Mas, algumas horas depois, alguém bateu-lhe à porta. E quando ela viu quem lá estava, empalideceu de terror 😨😵
As rodas da cadeira de rodas saltavam violentamente sobre as rochas enquanto o caminho se estreitava ao ponto de caber quase uma pessoa. Daniel permanecia sentado em silêncio, apertando os braços da cadeira com cada vez mais força, enquanto Emma empurrava a cadeira de rodas com confiança.
Perto deles, Rex — o pastor alemão de Daniel, um antigo cão de serviço — andava de um lado para o outro, nervoso. Normalmente calmo, agora rosnava baixinho e tentava colocar-se à frente da cadeira de rodas de vez em quando, como se pressentisse algo de errado.
“Talvez isto seja suficiente? É perigoso aqui”, disse Daniel em voz baixa, olhando para a beira do caminho que se desfazia.
Emma forçou um sorriso.

“Está sempre preso em casa. Precisa de ar fresco.”
Desde o acidente que mal saía de casa. Outrora um soldado forte, respeitado até pelos seus superiores, agora tinha dificuldade em tolerar a piedade alheia.
E Emma… A princípio, cuidou dele com tanta ternura que ninguém acreditaria no quanto a notícia da sua herança a transformou. Após a morte do pai, Daniel herdou uma grande empresa de construção, uma casa e enormes contas bancárias que nunca ninguém tinha sequer mencionado.
O caminho levou-os ao lugar mais perigoso: uma estreita saliência acima de um precipício. Emma parou. Algo frio e estranho passou-lhe pelo rosto.
“Perdoe-me”, disse ela, quase inaudível.
E, de repente, empurrou o carrinho com força.

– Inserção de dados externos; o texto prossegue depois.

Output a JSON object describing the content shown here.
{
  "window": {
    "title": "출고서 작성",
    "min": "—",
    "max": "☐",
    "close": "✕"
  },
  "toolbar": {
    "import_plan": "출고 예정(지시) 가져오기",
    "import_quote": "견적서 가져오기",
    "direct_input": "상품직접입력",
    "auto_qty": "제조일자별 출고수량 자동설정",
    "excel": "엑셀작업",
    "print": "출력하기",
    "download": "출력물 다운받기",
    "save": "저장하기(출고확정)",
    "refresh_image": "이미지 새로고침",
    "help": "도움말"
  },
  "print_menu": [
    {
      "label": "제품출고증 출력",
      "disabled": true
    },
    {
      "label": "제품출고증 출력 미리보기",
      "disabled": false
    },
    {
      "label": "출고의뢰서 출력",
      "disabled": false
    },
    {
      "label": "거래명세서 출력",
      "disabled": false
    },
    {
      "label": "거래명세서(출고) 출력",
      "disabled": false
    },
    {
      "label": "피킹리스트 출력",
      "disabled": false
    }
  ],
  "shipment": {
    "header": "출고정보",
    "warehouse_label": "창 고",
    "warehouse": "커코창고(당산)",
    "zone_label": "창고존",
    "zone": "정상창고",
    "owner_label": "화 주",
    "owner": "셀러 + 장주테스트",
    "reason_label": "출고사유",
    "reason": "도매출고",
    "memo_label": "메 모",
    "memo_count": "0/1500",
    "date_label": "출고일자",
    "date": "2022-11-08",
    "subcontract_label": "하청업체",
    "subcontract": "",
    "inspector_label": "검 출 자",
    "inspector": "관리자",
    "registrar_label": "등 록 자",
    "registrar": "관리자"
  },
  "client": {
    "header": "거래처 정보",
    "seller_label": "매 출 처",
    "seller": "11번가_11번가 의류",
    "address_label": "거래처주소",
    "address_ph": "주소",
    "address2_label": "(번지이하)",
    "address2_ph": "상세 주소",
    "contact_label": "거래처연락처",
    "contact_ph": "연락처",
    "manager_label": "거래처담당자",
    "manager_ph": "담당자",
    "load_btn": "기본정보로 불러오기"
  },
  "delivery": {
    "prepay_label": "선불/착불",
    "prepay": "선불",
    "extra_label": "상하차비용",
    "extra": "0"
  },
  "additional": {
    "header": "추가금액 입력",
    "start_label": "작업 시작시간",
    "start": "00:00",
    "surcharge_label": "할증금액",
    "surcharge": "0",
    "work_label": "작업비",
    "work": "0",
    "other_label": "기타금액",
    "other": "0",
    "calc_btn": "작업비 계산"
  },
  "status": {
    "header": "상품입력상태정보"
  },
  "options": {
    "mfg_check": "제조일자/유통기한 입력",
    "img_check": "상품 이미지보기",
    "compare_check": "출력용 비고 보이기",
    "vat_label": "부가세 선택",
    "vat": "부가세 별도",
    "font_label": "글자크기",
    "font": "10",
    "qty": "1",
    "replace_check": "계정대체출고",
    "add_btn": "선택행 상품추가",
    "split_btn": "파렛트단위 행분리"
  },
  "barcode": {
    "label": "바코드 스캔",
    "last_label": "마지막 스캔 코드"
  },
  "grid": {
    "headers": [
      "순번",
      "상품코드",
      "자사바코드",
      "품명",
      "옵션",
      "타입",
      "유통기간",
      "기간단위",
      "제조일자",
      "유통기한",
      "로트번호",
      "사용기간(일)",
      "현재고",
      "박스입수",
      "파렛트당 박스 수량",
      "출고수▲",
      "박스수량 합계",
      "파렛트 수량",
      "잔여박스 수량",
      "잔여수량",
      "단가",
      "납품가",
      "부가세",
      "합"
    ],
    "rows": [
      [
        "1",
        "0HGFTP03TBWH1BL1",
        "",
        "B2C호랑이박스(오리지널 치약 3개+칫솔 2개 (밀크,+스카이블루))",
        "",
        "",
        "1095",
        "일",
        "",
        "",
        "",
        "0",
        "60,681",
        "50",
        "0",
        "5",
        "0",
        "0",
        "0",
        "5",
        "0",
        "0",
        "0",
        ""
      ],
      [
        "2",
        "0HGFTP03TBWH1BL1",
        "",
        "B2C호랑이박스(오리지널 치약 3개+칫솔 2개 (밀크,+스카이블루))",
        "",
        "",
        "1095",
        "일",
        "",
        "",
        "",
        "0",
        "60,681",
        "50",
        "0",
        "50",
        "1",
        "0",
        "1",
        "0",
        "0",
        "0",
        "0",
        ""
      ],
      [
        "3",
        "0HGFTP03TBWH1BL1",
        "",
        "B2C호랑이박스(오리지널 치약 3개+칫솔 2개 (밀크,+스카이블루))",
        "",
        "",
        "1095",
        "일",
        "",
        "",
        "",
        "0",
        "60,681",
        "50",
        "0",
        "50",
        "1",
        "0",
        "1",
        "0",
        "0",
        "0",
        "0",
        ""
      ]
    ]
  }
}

Daniel, juntamente com o carrinho, desapareceu à beira do precipício.
O grito perdeu-se algures lá em baixo.
Emma ficou parada, respirando com dificuldade. Assim, rapidamente, pegou no telemóvel, já a imaginar uma história sobre um acidente trágico. Tudo parecia perfeito…

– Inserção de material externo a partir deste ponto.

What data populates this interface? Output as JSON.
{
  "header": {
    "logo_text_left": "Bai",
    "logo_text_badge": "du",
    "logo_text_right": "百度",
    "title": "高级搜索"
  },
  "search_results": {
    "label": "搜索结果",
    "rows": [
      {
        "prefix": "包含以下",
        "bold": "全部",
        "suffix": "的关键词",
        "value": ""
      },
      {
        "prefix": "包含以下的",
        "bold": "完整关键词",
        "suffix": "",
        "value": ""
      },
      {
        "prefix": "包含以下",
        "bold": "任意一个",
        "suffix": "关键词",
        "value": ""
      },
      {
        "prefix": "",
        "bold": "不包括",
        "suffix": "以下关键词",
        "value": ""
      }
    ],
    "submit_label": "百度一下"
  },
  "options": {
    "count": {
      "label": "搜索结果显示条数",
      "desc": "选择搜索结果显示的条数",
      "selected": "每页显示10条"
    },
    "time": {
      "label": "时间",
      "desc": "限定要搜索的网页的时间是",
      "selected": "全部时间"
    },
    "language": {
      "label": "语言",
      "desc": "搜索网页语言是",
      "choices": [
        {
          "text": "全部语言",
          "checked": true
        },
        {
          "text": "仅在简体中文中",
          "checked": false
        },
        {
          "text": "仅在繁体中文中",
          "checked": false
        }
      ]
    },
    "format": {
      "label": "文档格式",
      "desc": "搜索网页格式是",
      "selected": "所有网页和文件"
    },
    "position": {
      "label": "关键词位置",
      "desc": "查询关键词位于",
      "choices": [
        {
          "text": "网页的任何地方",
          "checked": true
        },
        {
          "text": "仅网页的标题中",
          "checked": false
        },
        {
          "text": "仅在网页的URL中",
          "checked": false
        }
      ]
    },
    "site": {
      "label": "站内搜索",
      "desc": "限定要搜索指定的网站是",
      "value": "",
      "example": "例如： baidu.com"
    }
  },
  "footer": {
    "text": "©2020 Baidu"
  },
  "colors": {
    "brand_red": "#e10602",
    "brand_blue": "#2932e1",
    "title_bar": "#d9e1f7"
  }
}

Mas três horas depois, alguém bateu à porta.
E QUANDO EMMA VIU QUEM ESTAVA PARADO À SOLEIRA, PALMIZOU DE MEDO… 😱😱

Rex estava parado na soleira da porta.
O cão estava coberto de lama e arranhões, ofegando bastante, mas não saía da porta. Segurava a manga ensanguentada do blusão de Daniel com os dentes.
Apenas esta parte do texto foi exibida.